Taken from the recipe first published by the New York Times. Adapted from Jim Lahey, Sullivan Street Bakery
I
mixed everything yesterday at 4pm and let it sit all night. I must've
put it into the oven at about 11am this morning, so it didn't sit the full 24 hours. Somewhere
else I read to let it sit about 12-16 hours, which is what I did. And I didn't do the towels this time. I shaped the dough into a ball and let it spend its last two hours on a lightly-floured cutting
board, and dropped it into the French oven that way. I have a 3.5 quart Le Creuset French oven, and it came out just fine. (I think the recipe calls for a 6
or 8 quart.) So easy and amazing! Bon appetit!
(I removed the knob on the lid of the French oven and replaced it with a nub of aluminum foil, just to be safe.)
No Knead Bread Recipe
Ingredients
- 3 cups all-purpose or bread flour, more for dusting
- ¼ teaspoon instant yeast
- 1 ¼ teaspoons salt
- Cornmeal or wheat bran as needed
- In a large bowl combine flour, yeast and salt. Add 1 5/8 cups water, and stir until blended; dough will be shaggy and sticky. Cover bowl with plastic wrap. Let dough rest at least 12 hours, preferably about 18, at warm room temperature, about 70 degrees.
- Dough is ready when its surface is dotted with bubbles. Lightly flour a work surface and place dough on it; sprinkle it with a little more flour and fold it over on itself once or twice. Cover loosely with plastic wrap and let rest about 15 minutes.
- Using just enough flour to keep dough from sticking to work surface or to your fingers, gently and quickly shape dough into a ball. Generously coat a cotton towel (not terry cloth) with flour, wheat bran or cornmeal; put dough seam side down on towel and dust with more flour, bran or cornmeal. Cover with another cotton towel and let rise for about 2 hours. When it is ready, dough will be more than double in size and will not readily spring back when poked with a finger.
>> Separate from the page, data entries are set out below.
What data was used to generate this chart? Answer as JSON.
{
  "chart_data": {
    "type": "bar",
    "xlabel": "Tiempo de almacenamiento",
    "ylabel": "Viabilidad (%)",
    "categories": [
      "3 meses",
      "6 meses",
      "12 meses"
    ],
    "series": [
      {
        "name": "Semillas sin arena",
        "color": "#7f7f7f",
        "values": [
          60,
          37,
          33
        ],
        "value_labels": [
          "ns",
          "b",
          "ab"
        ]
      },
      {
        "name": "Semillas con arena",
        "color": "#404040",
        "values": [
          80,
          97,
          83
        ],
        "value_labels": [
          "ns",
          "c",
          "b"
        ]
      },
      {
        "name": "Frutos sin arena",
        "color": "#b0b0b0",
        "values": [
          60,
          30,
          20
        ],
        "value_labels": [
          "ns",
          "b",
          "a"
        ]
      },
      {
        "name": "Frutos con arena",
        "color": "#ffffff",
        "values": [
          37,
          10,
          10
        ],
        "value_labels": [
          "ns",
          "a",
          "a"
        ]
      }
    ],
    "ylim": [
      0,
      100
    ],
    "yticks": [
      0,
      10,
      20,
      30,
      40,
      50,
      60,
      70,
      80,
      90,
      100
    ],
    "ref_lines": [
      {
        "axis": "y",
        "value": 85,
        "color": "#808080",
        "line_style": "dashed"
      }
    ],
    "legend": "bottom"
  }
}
- At least a half-hour before dough is ready, heat oven to 450 degrees. Put a 6- to 8-quart heavy covered pot (cast iron, enamel, Pyrex or ceramic) in oven as it heats. When dough is ready, carefully remove pot from oven. Slide your hand under towel and turn dough over into pot, seam side up; it may look like a mess, but that is O.K. Shake pan once or twice if dough is unevenly distributed; it will straighten out as it bakes. Cover with lid and bake 30 minutes, then remove lid and bake another 15 to 30 minutes, until loaf is beautifully browned. Cool on a rack.